With this acquisition, Scootsy will continue to operate as an independent app while Swiggy will strengthen the hyperlocal-delivery platform’s network to expand into newer cities.

Besides, Scootsy will help to increase the selection of Swiggy’s existing network of 40,000 restaurants by adding more curated restaurants to it.

Some sources also added that the Scootsy’s acquisition by Swiggy is another example of distress sale. The firm was going through a cash crunch situation and employees haven’t been paid regularly.

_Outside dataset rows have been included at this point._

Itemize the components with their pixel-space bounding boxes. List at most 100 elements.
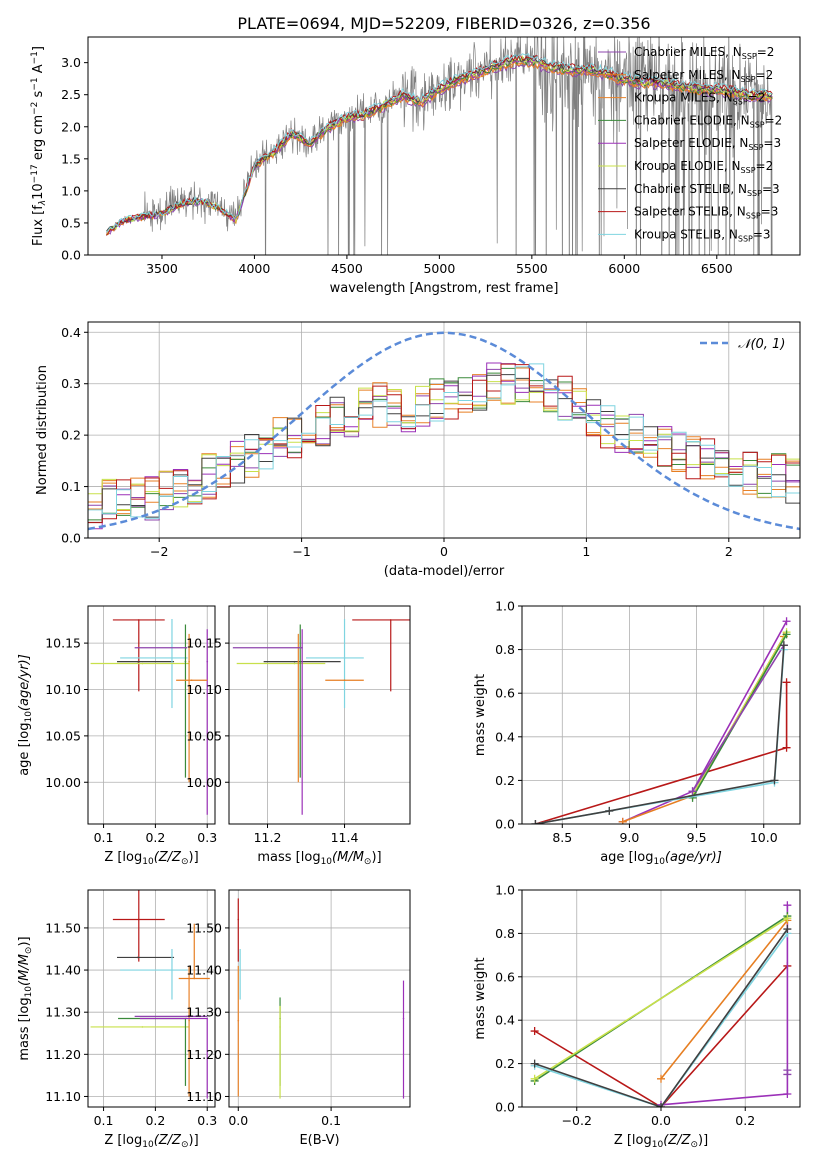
weight-series bbox=[534, 917, 788, 1080]
x-axis-label-part: )] bbox=[371, 850, 381, 865]
x-axis-label-part: (Z/Z bbox=[154, 1133, 182, 1148]
data-point bbox=[237, 1019, 240, 1022]
x-axis-label-part: 10 bbox=[653, 857, 665, 867]
legend-text: Chabrier ELODIE, N bbox=[634, 113, 750, 127]
x-tick-label: 11.2 bbox=[254, 830, 282, 845]
model-line bbox=[106, 52, 773, 233]
legend-subscript: SSP bbox=[733, 98, 748, 107]
y-tick-label: 11.40 bbox=[186, 963, 222, 978]
y-tick-label: 0.5 bbox=[61, 215, 81, 230]
y-axis-label-part: )] bbox=[17, 936, 32, 946]
plot-area bbox=[237, 898, 405, 1099]
y-axis-label: Normed distribution bbox=[35, 365, 50, 495]
x-axis-label-part: ⊙ bbox=[690, 1140, 698, 1150]
x-tick-label: 6500 bbox=[701, 261, 733, 276]
y-tick-label: 0.6 bbox=[495, 686, 515, 701]
legend-text: Chabrier STELIB, N bbox=[634, 182, 747, 196]
legend-text: =2 bbox=[757, 45, 775, 59]
weight-marker bbox=[618, 817, 627, 824]
axes-frame bbox=[87, 605, 216, 825]
weight-marker bbox=[782, 617, 791, 626]
data-point bbox=[141, 1026, 144, 1028]
y-tick-label: 0.4 bbox=[61, 325, 81, 340]
x-tick-label: 0.1 bbox=[94, 1113, 114, 1128]
y-tick-label: 1.5 bbox=[61, 151, 81, 166]
x-axis-label-part: mass [log bbox=[257, 850, 320, 865]
x-axis-label-part: )] bbox=[189, 850, 199, 865]
x-axis-label: Z [log10(Z/Z⊙)] bbox=[104, 850, 198, 867]
data-point bbox=[299, 660, 302, 663]
weight-series bbox=[534, 932, 789, 1107]
data-point bbox=[184, 660, 187, 663]
data-point bbox=[171, 657, 173, 659]
weight-marker bbox=[530, 1059, 539, 1068]
y-axis-label-part: s bbox=[31, 90, 46, 101]
plot-area bbox=[106, 37, 773, 255]
data-point bbox=[193, 977, 196, 980]
data-point bbox=[239, 969, 241, 971]
data-point bbox=[343, 679, 346, 682]
x-axis-label-part: 10 bbox=[652, 1140, 664, 1150]
x-tick-label: 0.3 bbox=[197, 1113, 217, 1128]
legend-text: =3 bbox=[753, 227, 771, 241]
axes-frame bbox=[228, 889, 411, 1108]
y-tick-label: 10.00 bbox=[45, 775, 81, 790]
data-point bbox=[237, 918, 240, 921]
x-axis-label: wavelength [Angstrom, rest frame] bbox=[330, 281, 559, 296]
weight-marker bbox=[783, 1089, 792, 1098]
plot-area bbox=[530, 901, 792, 1107]
x-tick-label: 4500 bbox=[331, 261, 363, 276]
y-axis-label-part: (age/yr)] bbox=[17, 654, 32, 711]
y-axis-label: mass weight bbox=[473, 957, 488, 1039]
data-point bbox=[206, 660, 209, 663]
weight-series bbox=[534, 965, 788, 1107]
weight-marker bbox=[605, 806, 614, 815]
y-axis-label-part: −1 bbox=[30, 51, 40, 64]
x-tick-label: 5500 bbox=[516, 261, 548, 276]
x-axis-label-part: Z [log bbox=[104, 1133, 142, 1148]
y-axis-label-part: −17 bbox=[30, 164, 40, 183]
legend-entry: Chabrier ELODIE, NSSP=2 bbox=[634, 113, 782, 129]
x-axis-label: Z [log10(Z/Z⊙)] bbox=[104, 1133, 198, 1150]
x-axis-label-part: 10 bbox=[142, 857, 154, 867]
legend-text: =3 bbox=[761, 205, 779, 219]
y-axis-label-part: erg cm bbox=[31, 115, 46, 164]
data-point bbox=[136, 660, 139, 663]
x-axis-label: (data-model)/error bbox=[384, 564, 505, 579]
weight-marker bbox=[657, 1074, 665, 1083]
legend-subscript: SSP bbox=[741, 75, 756, 84]
y-tick-label: 0.8 bbox=[495, 926, 515, 941]
x-axis-label-part: )] bbox=[698, 1133, 708, 1148]
panel-mass-vs-EBV: 0.0 0.1 11.10 11.20 11.30 11.40 11.50 E(B-V) bbox=[186, 889, 411, 1148]
legend-entry: Salpeter ELODIE, NSSP=3 bbox=[634, 136, 781, 152]
y-axis-label-part: −2 bbox=[30, 102, 40, 115]
plot-area bbox=[90, 890, 210, 1099]
legend-text: Kroupa MILES, N bbox=[634, 91, 733, 105]
legend-entry: Chabrier MILES, NSSP=2 bbox=[634, 45, 774, 61]
y-tick-label: 0.0 bbox=[495, 1100, 515, 1115]
x-axis-label-part: ⊙ bbox=[364, 857, 372, 867]
data-point bbox=[171, 969, 173, 971]
data-point bbox=[138, 918, 140, 921]
y-axis-label: mass weight bbox=[473, 674, 488, 756]
panels: 3500 4000 4500 5000 5500 6000 6500 0.0 0.5 1.0 1.5… bbox=[17, 36, 801, 1150]
data-point bbox=[138, 619, 140, 621]
legend-text: Salpeter MILES, N bbox=[634, 68, 741, 82]
data-point bbox=[185, 1015, 188, 1018]
x-tick-label: 6000 bbox=[608, 261, 640, 276]
legend-entry: Chabrier STELIB, NSSP=3 bbox=[634, 182, 780, 198]
x-axis-label-part: (Z/Z bbox=[154, 850, 182, 865]
y-tick-label: 11.50 bbox=[186, 920, 222, 935]
legend-subscript: SSP bbox=[741, 166, 756, 175]
y-axis-label: age [log10(age/yr)] bbox=[17, 654, 34, 776]
x-tick-label: 0.1 bbox=[321, 1113, 341, 1128]
x-axis-label: age [log10(age/yr)] bbox=[600, 850, 722, 867]
panel-residuals: −2 −1 0 1 2 0.0 0.1 0.2 0.3 0.4 𝒩(0, 1) (data-model… bbox=[35, 321, 801, 579]
legend-subscript: SSP bbox=[748, 143, 763, 152]
y-axis-label-part: mass [log bbox=[17, 997, 32, 1060]
legend-text: Kroupa ELODIE, N bbox=[634, 159, 741, 173]
x-tick-label: 1 bbox=[582, 544, 590, 559]
x-tick-label: 0.0 bbox=[228, 1113, 248, 1128]
x-axis-label-part: (age/yr)] bbox=[665, 850, 722, 865]
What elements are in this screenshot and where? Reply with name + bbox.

Founded in 2015 by Rishi Khiani and Sandeep Das as an on-demand delivery platform, Scootsy was a part of Mumbai-based incubator firm Ant Farm. It essentially delivers a wide variety of products, such as food, electronics, fashion apparel and accessories, toys, books, and many others items.

However, a majority of the company’s business comes from food delivery order. It reportedly doing around 1,600 orders on a daily basis.

The startup had raised $3.6 million in a bridge round of investment from Bengaluru-based Agnus Capital and Singapore-based investment firm Khattar Holdings in April 2017.

The development comes at a time when the Meituan Dianping-backed company is looking to ramp up its hyperlocal delivery chain through some acquisition (for example SuprDaily).

Of late, Zomato and Swiggy have emerged as the biggest platform in foodtech space. While the fight over daily and monthly orders has become the most important metrics, both players are eyeing to engage their customers through loyalty programmes.

So far, Swiggy has an edge over Zomato in terms of monthly orders (Swiggy: 14 million, Zomato: 11 million). With the acquisition of Scootsy, 48East and in talks with SuprDaily, the foodtech Unicorn will add more orders in its kitty.

The development was first reported by Moneycontrol and later confirmed by company’s statement to IANS.